In real estate M&A, everyone is a potential target

The recent dissolution of one manager acquisition highlights the importance of due diligence on the part of the seller.

It is not every day that a real estate manager sells itself to another firm, only to spin out of that company less than three years later.

That is exactly what happened when Columbia Property Trust recently sold back the stakes it purchased in Normandy Real Estate Partners’ series of funds to a new firm started by former executives of Normandy. In launching Cannon Hill Partners, Jeff Gronning, co-founder of Normandy, along with execs Eric Rubin and Melissa Cosgrove Donohoe, bring over from CPT a staff of over 50 – half of which are former Normandy employees – and the original stakes in three funds: Normandy Real Estate Fund III and IV, as well as the Normandy Opportunity Zone Fund.

The office-focused real estate investment trust completed its acquisition of Normandy in January 2020, two months before pandemic-induced lockdowns threw the future of office into question. After that, CPT’s stock began to fall precipitously, reaching a nadir of $8.86 a share during Q3 2020. Although the stock price began to rebound, the damage done made it ripe for a takeover.

Pacific Investment Management Company stepped in during 2021 and by year-end had closed on a deal to buy the REIT for $3.9 billion. But it became apparent the strategic plans CPT had for Normandy no longer aligned with the direction of the company. Now that it was part of one of the world’s largest investment managers, CPT no longer had a need for Normandy’s investment management capabilities, which had been a key driver behind the original sale.

The events were difficult to anticipate. In January 2020, no one could have predicted that a pandemic was about to fundamentally change the office sector forever. Still, Normandy can serve as a cautionary example of how a key aspect of a seller’s due diligence on the buyer should be the likelihood of the buyer itself being sold. Hindsight is always 20-20, of course, but there were warning signs that CPT was a potential takeover target years before it bought Normandy.
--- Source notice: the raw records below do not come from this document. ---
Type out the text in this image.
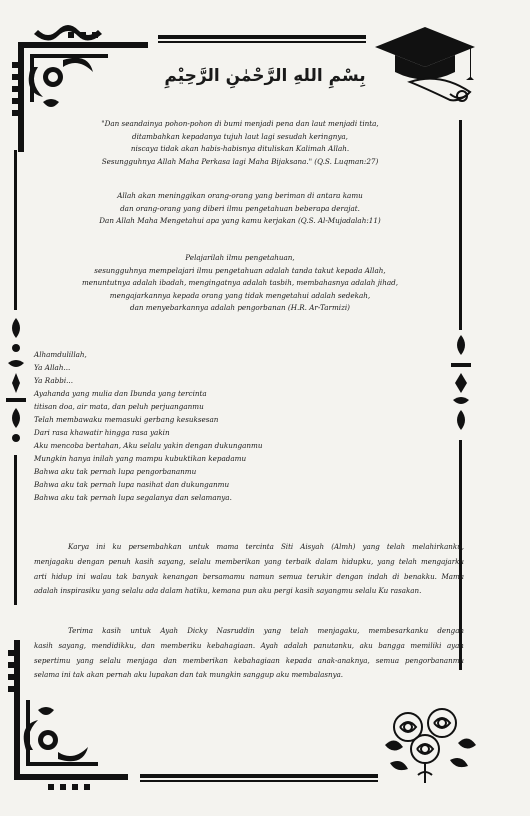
بِسْمِ اللهِ الرَّحْمٰنِ الرَّحِيْمِ
"Dan seandainya pohon-pohon di bumi menjadi pena dan laut menjadi tinta,
ditambahkan kepadanya tujuh laut lagi sesudah keringnya,
niscaya tidak akan habis-habisnya dituliskan Kalimah Allah.
Sesungguhnya Allah Maha Perkasa lagi Maha Bijaksana." (Q.S. Luqman:27)
Allah akan meninggikan orang-orang yang beriman di antara kamu
dan orang-orang yang diberi ilmu pengetahuan beberapa derajat.
Dan Allah Maha Mengetahui apa yang kamu kerjakan (Q.S. Al-Mujadalah:11)
Pelajarilah ilmu pengetahuan,
sesungguhnya mempelajari ilmu pengetahuan adalah tanda takut kepada Allah,
menuntutnya adalah ibadah, mengingatnya adalah tasbih, membahasnya adalah jihad,
mengajarkannya kepada orang yang tidak mengetahui adalah sedekah,
dan menyebarkannya adalah pengorbanan (H.R. Ar-Tarmizi)
Alhamdulillah,
Ya Allah...
Ya Rabbi...
Ayahanda yang mulia dan Ibunda yang tercinta
titisan doa, air mata, dan peluh perjuanganmu
Telah membawaku memasuki gerbang kesuksesan
Dari rasa khawatir hingga rasa yakin
Aku mencoba bertahan, Aku selalu yakin dengan dukunganmu
Mungkin hanya inilah yang mampu kubuktikan kepadamu
Bahwa aku tak pernah lupa pengorbananmu
Bahwa aku tak pernah lupa nasihat dan dukunganmu
Bahwa aku tak pernah lupa segalanya dan selamanya.
Karya ini ku persembahkan untuk mama tercinta Siti Aisyah (Almh) yang telah melahirkanku,
menjagaku dengan penuh kasih sayang, selalu memberikan yang terbaik dalam hidupku, yang telah mengajarku
arti hidup ini walau tak banyak kenangan bersamamu namun semua terukir dengan indah di benakku. Mama
adalah inspirasiku yang selalu ada dalam hatiku, kemana pun aku pergi kasih sayangmu selalu Ku rasakan.
Terima kasih untuk Ayah Dicky Nasruddin yang telah menjagaku, membesarkanku dengan
kasih sayang, mendidikku, dan memberiku kebahagiaan. Ayah adalah panutanku, aku bangga memiliki ayah
sepertimu yang selalu menjaga dan memberikan kebahagiaan kepada anak-anaknya, semua pengorbananmu
selama ini tak akan pernah aku lupakan dan tak mungkin sanggup aku membalasnya.
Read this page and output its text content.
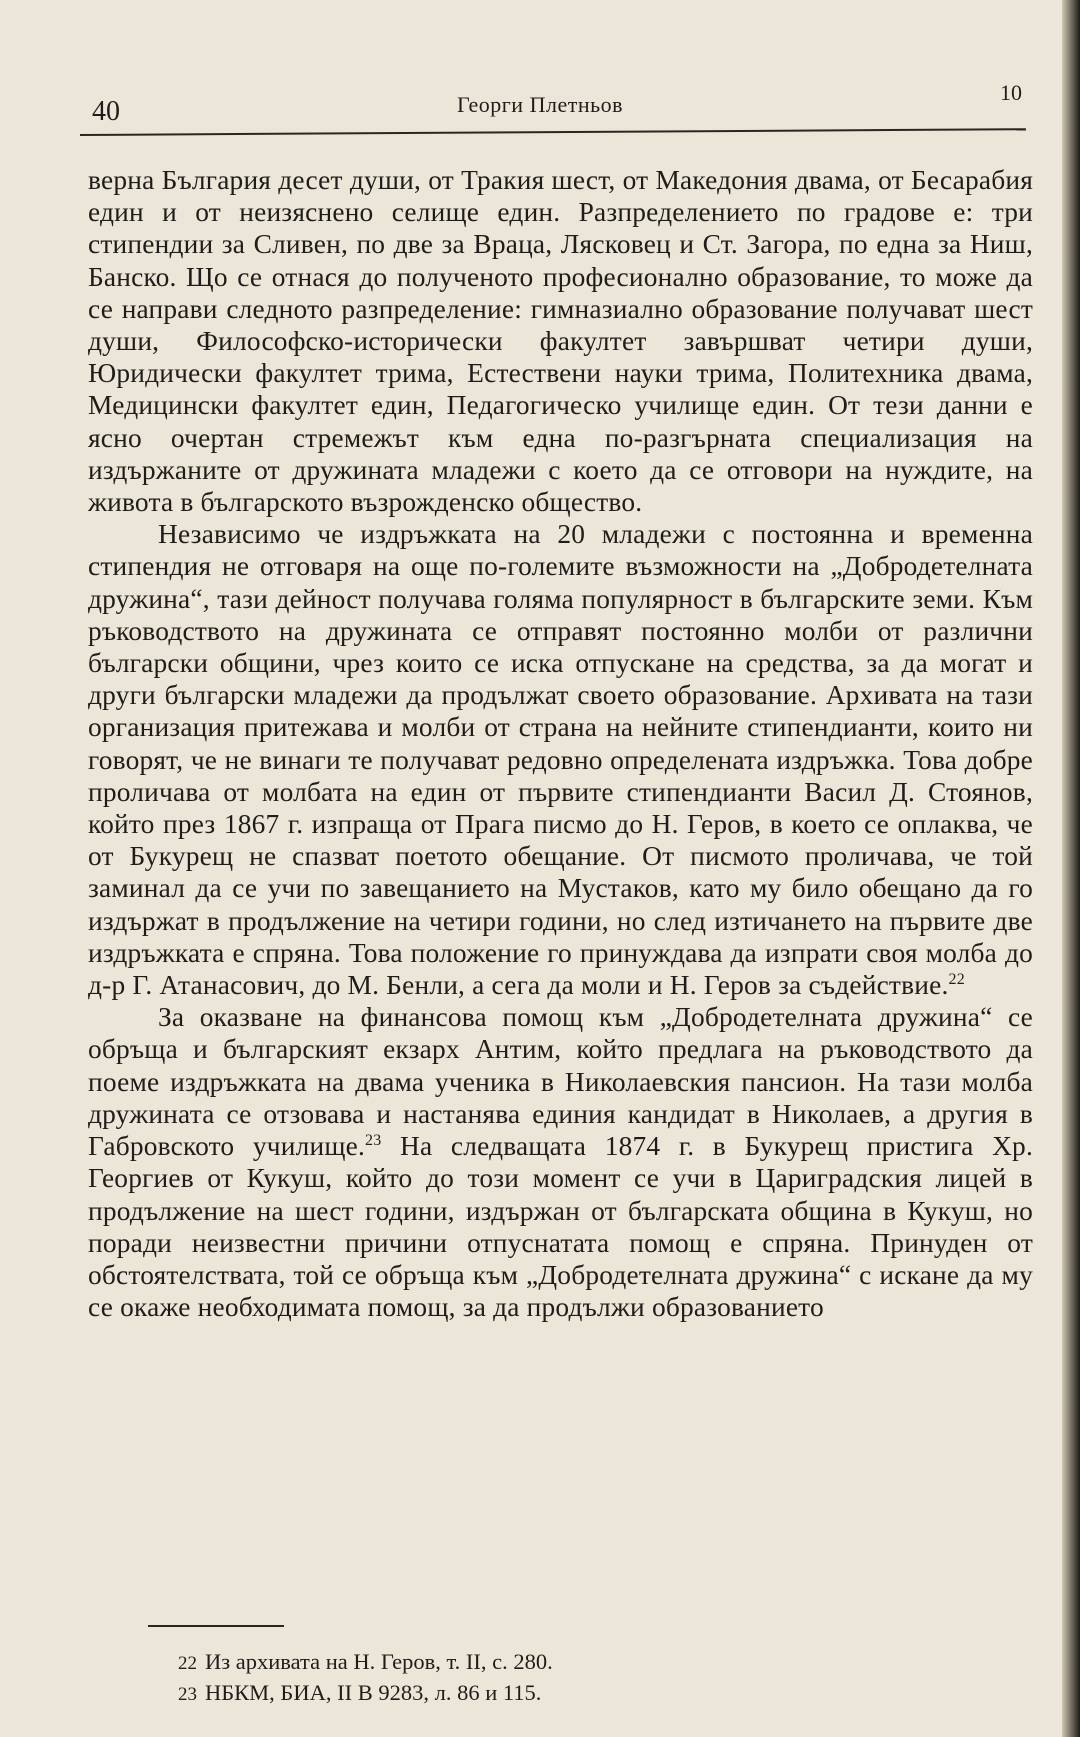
40	Георги Плетньов	10

верна България десет души, от Тракия шест, от Македония двама, от Бесарабия един и от неизяснено селище един. Разпределението по градове е: три стипендии за Сливен, по две за Враца, Лясковец и Ст. Загора, по една за Ниш, Банско. Що се отнася до полученото професионално образование, то може да се направи следното разпределение: гимназиално образование получават шест души, Философско-исторически факултет завършват четири души, Юридически факултет трима, Естествени науки трима, Политехника двама, Медицински факултет един, Педагогическо училище един. От тези данни е ясно очертан стремежът към една по-разгърната специализация на издържаните от дружината младежи с което да се отговори на нуждите, на живота в българското възрожденско общество.

Независимо че издръжката на 20 младежи с постоянна и временна стипендия не отговаря на още по-големите възможности на „Добродетелната дружина“, тази дейност получава голяма популярност в българските земи. Към ръководството на дружината се отправят постоянно молби от различни български общини, чрез които се иска отпускане на средства, за да могат и други български младежи да продължат своето образование. Архивата на тази организация притежава и молби от страна на нейните стипендианти, които ни говорят, че не винаги те получават редовно определената издръжка. Това добре проличава от молбата на един от първите стипендианти Васил Д. Стоянов, който през 1867 г. изпраща от Прага писмо до Н. Геров, в което се оплаква, че от Букурещ не спазват поетото обещание. От писмото проличава, че той заминал да се учи по завещанието на Мустаков, като му било обещано да го издържат в продължение на четири години, но след изтичането на първите две издръжката е спряна. Това положение го принуждава да изпрати своя молба до д-р Г. Атанасович, до М. Бенли, а сега да моли и Н. Геров за съдействие.$^{22}$

За оказване на финансова помощ към „Добродетелната дружина“ се обръща и българският екзарх Антим, който предлага на ръководството да поеме издръжката на двама ученика в Николаевския пансион. На тази молба дружината се отзовава и настанява единия кандидат в Николаев, а другия в Габровското училище.$^{23}$ На следващата 1874 г. в Букурещ пристига Хр. Георгиев от Кукуш, който до този момент се учи в Цариградския лицей в продължение на шест години, издържан от българската община в Кукуш, но поради неизвестни причини отпуснатата помощ е спряна. Принуден от обстоятелствата, той се обръща към „Добродетелната дружина“ с искане да му се окаже необходимата помощ, за да продължи образованието

22 Из архивата на Н. Геров, т. II, с. 280.
23 НБКМ, БИА, II В 9283, л. 86 и 115.
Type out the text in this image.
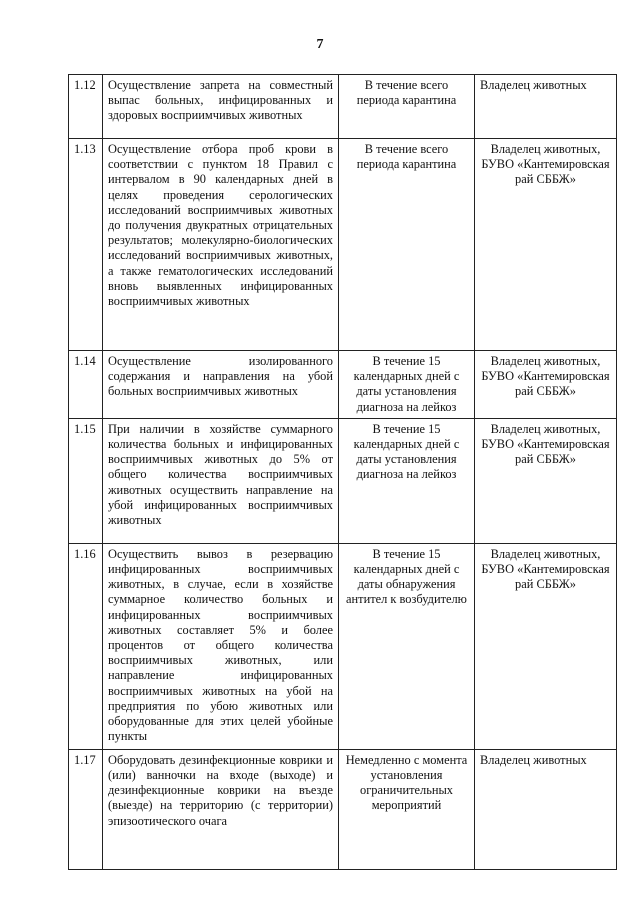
7
1.12	Осуществление запрета на совместный выпас больных, инфицированных и здоровых восприимчивых животных	В течение всего периода карантина	Владелец животных
1.13	Осуществление отбора проб крови в соответствии с пунктом 18 Правил с интервалом в 90 календарных дней в целях проведения серологических исследований восприимчивых животных до получения двукратных отрицательных результатов; молекулярно-биологических исследований восприимчивых животных, а также гематологических исследований вновь выявленных инфицированных восприимчивых животных	В течение всего периода карантина	Владелец животных, БУВО «Кантемировская рай СББЖ»
1.14	Осуществление изолированного содержания и направления на убой больных восприимчивых животных	В течение 15 календарных дней с даты установления диагноза на лейкоз	Владелец животных, БУВО «Кантемировская рай СББЖ»
1.15	При наличии в хозяйстве суммарного количества больных и инфицированных восприимчивых животных до 5% от общего количества восприимчивых животных осуществить направление на убой инфицированных восприимчивых животных	В течение 15 календарных дней с даты установления диагноза на лейкоз	Владелец животных, БУВО «Кантемировская рай СББЖ»
1.16	Осуществить вывоз в резервацию инфицированных восприимчивых животных, в случае, если в хозяйстве суммарное количество больных и инфицированных восприимчивых животных составляет 5% и более процентов от общего количества восприимчивых животных, или направление инфицированных восприимчивых животных на убой на предприятия по убою животных или оборудованные для этих целей убойные пункты	В течение 15 календарных дней с даты обнаружения антител к возбудителю	Владелец животных, БУВО «Кантемировская рай СББЖ»
1.17	Оборудовать дезинфекционные коврики и (или) ванночки на входе (выходе) и дезинфекционные коврики на въезде (выезде) на территорию (с территории) эпизоотического очага	Немедленно с момента установления ограничительных мероприятий	Владелец животных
These included the fact that CPT was a midsized REIT and had “spotty” past financial performance, as highlighted in a 2015 report.

The pandemic then went on to precipitate the sale of CPT. But even if the deal had not occurred so soon after Normandy’s sale to CPT, the lack of strategic alignment between Normandy and CPT under new ownership – and the subsequent spinout of the new firm – would still have been possible consequences from the transaction.

Although this situation is unusual, it is not necessarily a one-off. Indeed, CPT is not the only recent example of a buyer that was acquired shortly after making its own acquisition. Singapore-based ARA Asset Management was sold to Hong Kong’s ESR earlier this year, less than two years after the former purchased a majority stake in LOGOS. That deal underscores the fact that one cannot make quick assumptions about who is a potential buyer or seller. ARA, after all, had nearly three times the AUM of ESR at the time of the deal announcement.

Greater scrutiny by the seller of the buyer is all the more important considering 2021 was a record year for real estate M&A and activity shows no signs of slowing down this year. With the possible exception of a few top-tier players, no firm is off limits as a potential acquisition target.